Stability Equation and Two-Component Eigenmode for Domain Walls in a Scalar Potential Model

TL;DR

This paper explores the stability of domain walls in a scalar potential model using supersymmetric quantum mechanics, deriving a matrix superpotential and analyzing stability of BPS and non-BPS states.

Contribution

It introduces a matrix superpotential framework to analyze stability of domain walls, connecting supersymmetric quantum mechanics with classical configurations.

Findings

BPS states are stable due to the matrix superpotential analysis.

Non-BPS states are shown to be unstable via fluctuation Hessian.
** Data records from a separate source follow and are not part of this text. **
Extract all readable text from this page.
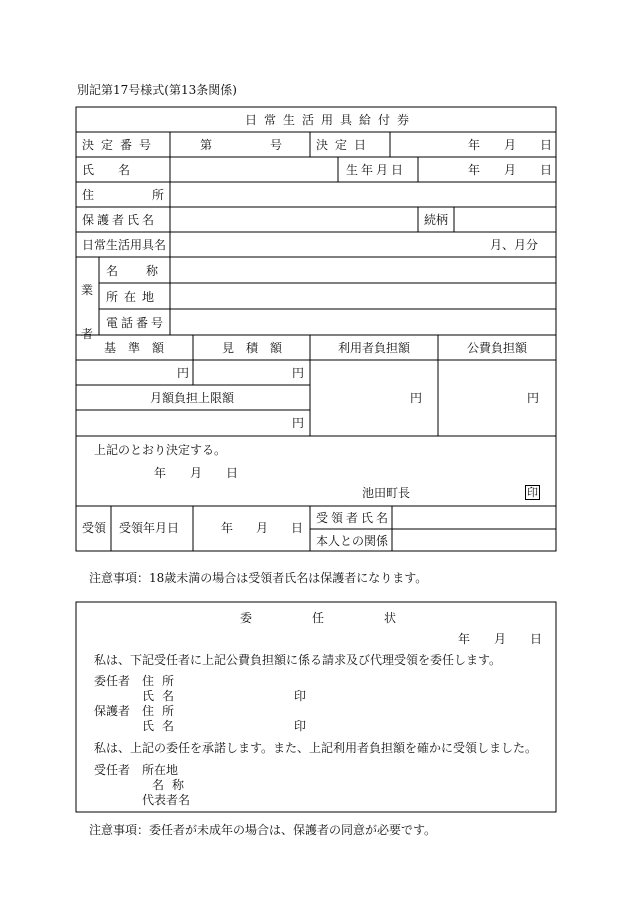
別記第17号様式(第13条関係)
日常生活用具給付券
決定番号	第	号	決定日	年 月 日
氏名	生年月日	年 月 日
住所
保護者氏名	続柄
日常生活用具名	月、月分
業者
名称
所在地
電話番号
基準額	見積額	利用者負担額	公費負担額
円	円
月額負担上限額
円
円	円
上記のとおり決定する。
年　　月　　日
池田町長	印
受領 受領年月日	年 月 日
受領者氏名
本人との関係
注意事項：18歳未満の場合は受領者氏名は保護者になります。
委任状
年　　月　　日
私は、下記受任者に上記公費負担額に係る請求及び代理受領を委任します。
委任者 住所
氏名	印
保護者 住所
氏名	印
私は、上記の委任を承諾します。また、上記利用者負担額を確かに受領しました。
受任者 所在地
名称
代表者名
注意事項：委任者が未成年の場合は、保護者の同意が必要です。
The approach links supersymmetry algebra with classical stability analysis.

Abstract

The connection between the supersymmetric quantum mechanics involving two-component eigenfunctions and the stability equation associated with two classical configurations is investigated, and a matrix superpotential is deduced. The issue of stability is ensured for the Bogomol'nyi-Prasad-Sommerfield (BPS) states on two domain walls in a scalar potential model containing up to fourth-order powers in the fields, which is explicit demonstrated using the intertwining operators in terms of 2x2-matrix superpotential in the algebraic framework of supersymmetry in quantum mechanics. Also, a non-BPS state is found to be non-stable via fluctuation hessian matrix.